From sample $Y$ which contains record of 10m people, I empirically know the following conditional probabilities for different disease conditions:
$P(Death|Condition A) = 5\%$
$P(Death|Condition B) = 2\%$
$P(Death|Condition C) = 2\%$
From Sample $X$ which contains 1m people (might overlap with Sample $Y$, might not, I don't know) I also know the following:
$P(Death|Condition D) = 1\%$
$P(Death|Condition E) = 0.1\%$
$P(Death|Condition F) = 3\%$
Now, how can I calculate the probability of death given two (or more) of those conditions exist:
- $P(Death|Condition B, Condition C)$ = ? (both from sample $X$)

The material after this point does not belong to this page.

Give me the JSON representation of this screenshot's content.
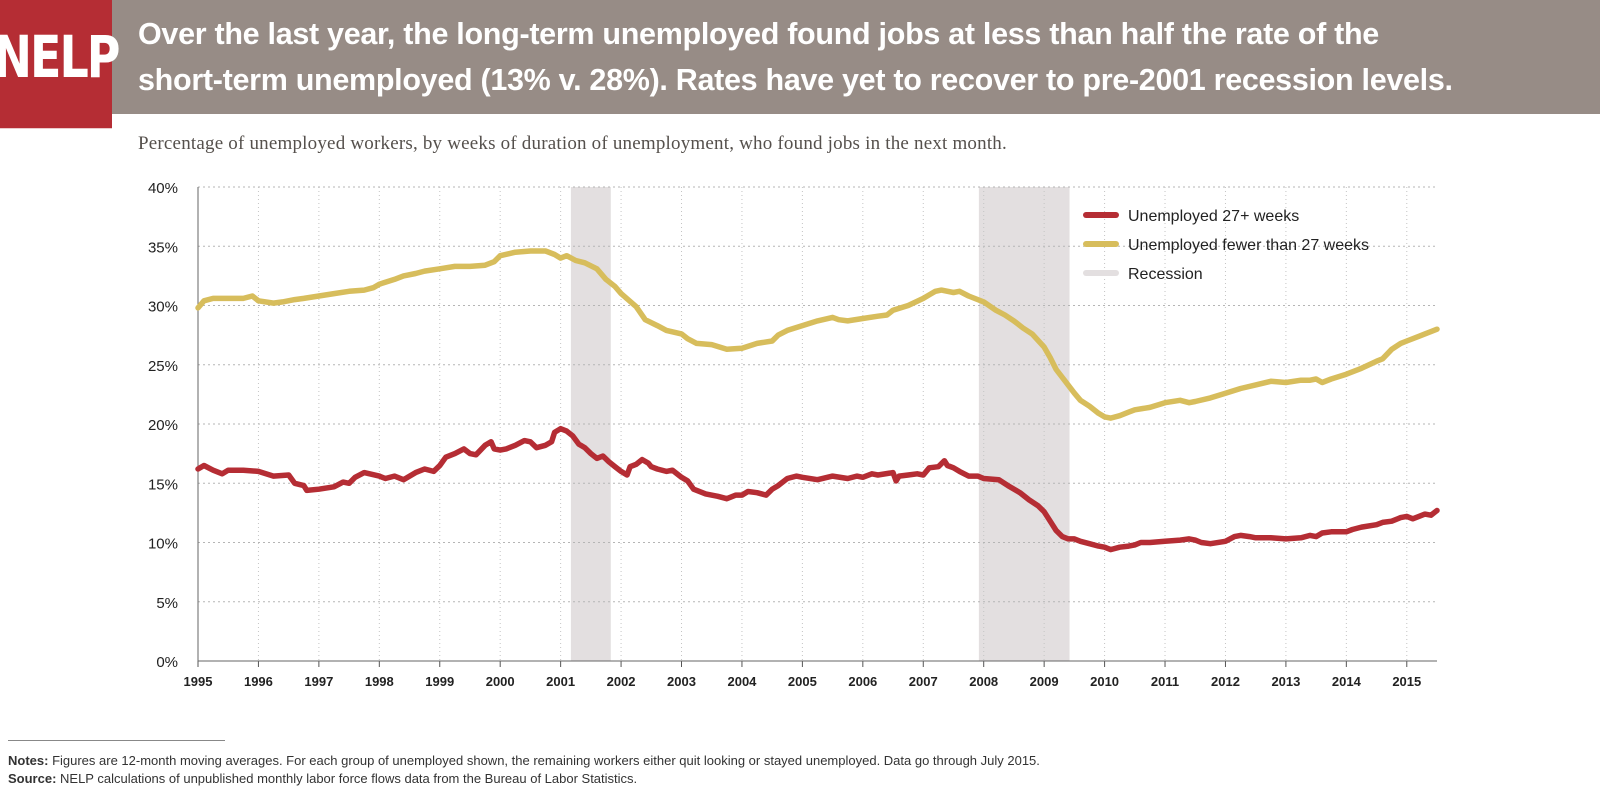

- $P(Death|Condition A, Condition E)$ = ? (Across sample $X$ and Sample $Y$, Sample $Y$ is not necessarily a subset of Sample $X$)
- $P(Death|Condition A, Condition E, Condition C)$ = ? (Generalised version of 1 and 2)
Also, for majority of conditions I have no prior knowledge whether they are independent or dependent.
Any help is much appreciated in advance!
I did find this thread. But I still have two questions:
- What are the implications of conditions coming from two different samples with different sample sizes?
- How do you estimates $P(Death)$ and $P(Condition)$?